Weetman A P, Pickerill A P, Watson P, Chatterjee V K, Edwards O M

机构信息

Department of Medicine, University of Sheffield Clinical Sciences Centre, Northern General Hospital, UK.

出版信息

Q J Med. 1994 Jun;87(6):337-41.

PMID:7913766
Abstract

Antithyroid drugs are commonly used as first-line treatment for Graves' disease, but the optimum regimen for inducing remission remains unclear. We gave the block-replace regimen of carbimazole plus thyroxine to 100 patients for 6 or 12 months, to determine whether prolonged treatment is associated with fewer relapses.
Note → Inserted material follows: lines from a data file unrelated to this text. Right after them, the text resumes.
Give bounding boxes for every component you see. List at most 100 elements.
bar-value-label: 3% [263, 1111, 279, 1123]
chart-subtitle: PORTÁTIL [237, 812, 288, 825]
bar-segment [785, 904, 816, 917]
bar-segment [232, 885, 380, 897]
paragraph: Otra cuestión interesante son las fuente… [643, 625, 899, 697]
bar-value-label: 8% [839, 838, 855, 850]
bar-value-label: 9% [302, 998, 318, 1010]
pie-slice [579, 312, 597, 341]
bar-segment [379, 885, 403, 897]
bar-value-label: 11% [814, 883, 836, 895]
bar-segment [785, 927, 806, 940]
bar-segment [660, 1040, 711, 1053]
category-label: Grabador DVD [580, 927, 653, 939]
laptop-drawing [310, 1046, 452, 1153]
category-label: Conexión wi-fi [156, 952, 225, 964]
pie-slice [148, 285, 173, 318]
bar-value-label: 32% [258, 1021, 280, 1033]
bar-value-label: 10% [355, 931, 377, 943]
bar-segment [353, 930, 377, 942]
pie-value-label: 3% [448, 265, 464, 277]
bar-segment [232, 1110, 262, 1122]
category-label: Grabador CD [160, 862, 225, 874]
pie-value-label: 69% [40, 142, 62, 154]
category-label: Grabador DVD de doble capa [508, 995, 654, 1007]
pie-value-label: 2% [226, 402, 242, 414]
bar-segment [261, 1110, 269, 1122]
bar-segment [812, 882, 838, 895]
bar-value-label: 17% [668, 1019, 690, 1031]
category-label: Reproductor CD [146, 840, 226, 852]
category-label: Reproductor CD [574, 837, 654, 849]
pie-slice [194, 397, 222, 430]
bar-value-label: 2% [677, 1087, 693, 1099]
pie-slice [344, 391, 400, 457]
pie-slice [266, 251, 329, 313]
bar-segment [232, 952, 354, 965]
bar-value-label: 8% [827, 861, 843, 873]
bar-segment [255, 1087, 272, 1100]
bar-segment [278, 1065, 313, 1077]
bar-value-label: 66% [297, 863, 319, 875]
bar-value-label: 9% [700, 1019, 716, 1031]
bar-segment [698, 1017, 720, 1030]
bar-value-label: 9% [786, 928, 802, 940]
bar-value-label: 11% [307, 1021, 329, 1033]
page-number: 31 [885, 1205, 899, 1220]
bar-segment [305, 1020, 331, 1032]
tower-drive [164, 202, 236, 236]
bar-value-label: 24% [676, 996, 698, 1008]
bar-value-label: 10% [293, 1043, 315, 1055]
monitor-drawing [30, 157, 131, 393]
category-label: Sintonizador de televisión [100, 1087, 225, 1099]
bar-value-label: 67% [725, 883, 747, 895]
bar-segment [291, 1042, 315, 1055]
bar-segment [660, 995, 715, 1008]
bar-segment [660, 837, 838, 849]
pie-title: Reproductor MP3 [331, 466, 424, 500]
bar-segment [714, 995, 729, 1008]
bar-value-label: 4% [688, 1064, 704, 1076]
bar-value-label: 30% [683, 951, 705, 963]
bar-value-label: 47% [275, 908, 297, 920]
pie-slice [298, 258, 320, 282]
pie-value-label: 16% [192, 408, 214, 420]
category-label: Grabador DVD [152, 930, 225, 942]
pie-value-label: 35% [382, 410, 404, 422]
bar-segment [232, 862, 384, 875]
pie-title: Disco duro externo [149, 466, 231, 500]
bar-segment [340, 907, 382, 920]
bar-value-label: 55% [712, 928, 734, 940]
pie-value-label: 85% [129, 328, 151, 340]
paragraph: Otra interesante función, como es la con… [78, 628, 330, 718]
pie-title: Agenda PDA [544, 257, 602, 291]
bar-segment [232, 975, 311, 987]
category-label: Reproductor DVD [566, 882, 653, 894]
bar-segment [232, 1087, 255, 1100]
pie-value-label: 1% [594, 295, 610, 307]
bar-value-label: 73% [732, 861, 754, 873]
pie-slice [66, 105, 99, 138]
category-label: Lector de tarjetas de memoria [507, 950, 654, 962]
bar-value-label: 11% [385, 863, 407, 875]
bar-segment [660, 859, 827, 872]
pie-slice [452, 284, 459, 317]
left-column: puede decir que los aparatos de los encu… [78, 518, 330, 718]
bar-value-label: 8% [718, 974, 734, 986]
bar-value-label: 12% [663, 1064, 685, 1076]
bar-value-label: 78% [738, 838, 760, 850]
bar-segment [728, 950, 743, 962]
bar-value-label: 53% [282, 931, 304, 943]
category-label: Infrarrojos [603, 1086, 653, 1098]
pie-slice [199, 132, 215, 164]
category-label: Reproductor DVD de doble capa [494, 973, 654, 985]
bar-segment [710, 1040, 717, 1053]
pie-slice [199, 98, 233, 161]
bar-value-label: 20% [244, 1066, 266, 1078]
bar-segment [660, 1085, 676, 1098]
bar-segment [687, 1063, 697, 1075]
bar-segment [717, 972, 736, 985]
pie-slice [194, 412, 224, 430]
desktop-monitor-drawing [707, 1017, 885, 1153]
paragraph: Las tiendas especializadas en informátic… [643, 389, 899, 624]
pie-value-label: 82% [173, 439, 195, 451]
The remission rate one year after cessation of treatment was 59% with the 6 month course and 65% with 12 months; this was not significantly different. We also analysed HLA markers identified by restriction fragment length polymorphisms and could not confirm the recently reported associations of outcome with HLA-DR4 or with an HLA-DQA2 allele. These results show that six months treatment with a block-replace regimen of antithyroid drugs is probably sufficient, in the UK, to achieve maximum remission of Graves' disease and that there are no HLA markers which clearly predict outcome.

摘要

抗甲状腺药物通常用作格雷夫斯病的一线治疗,但诱导缓解的最佳方案仍不明确。我们对100例患者给予卡比马唑加甲状腺素的阻断替代方案,为期6个月或12个月,以确定延长治疗是否与更少的复发相关。治疗停止一年后的缓解率,6个月疗程为59%,12个月疗程为65%;二者无显著差异。我们还分析了通过限制性片段长度多态性鉴定的HLA标记,未能证实最近报道的结局与HLA-DR4或HLA-DQA2等位基因的关联。这些结果表明,在英国,采用抗甲状腺药物阻断替代方案治疗6个月可能足以实现格雷夫斯病的最大缓解,且没有明确预测结局的HLA标记。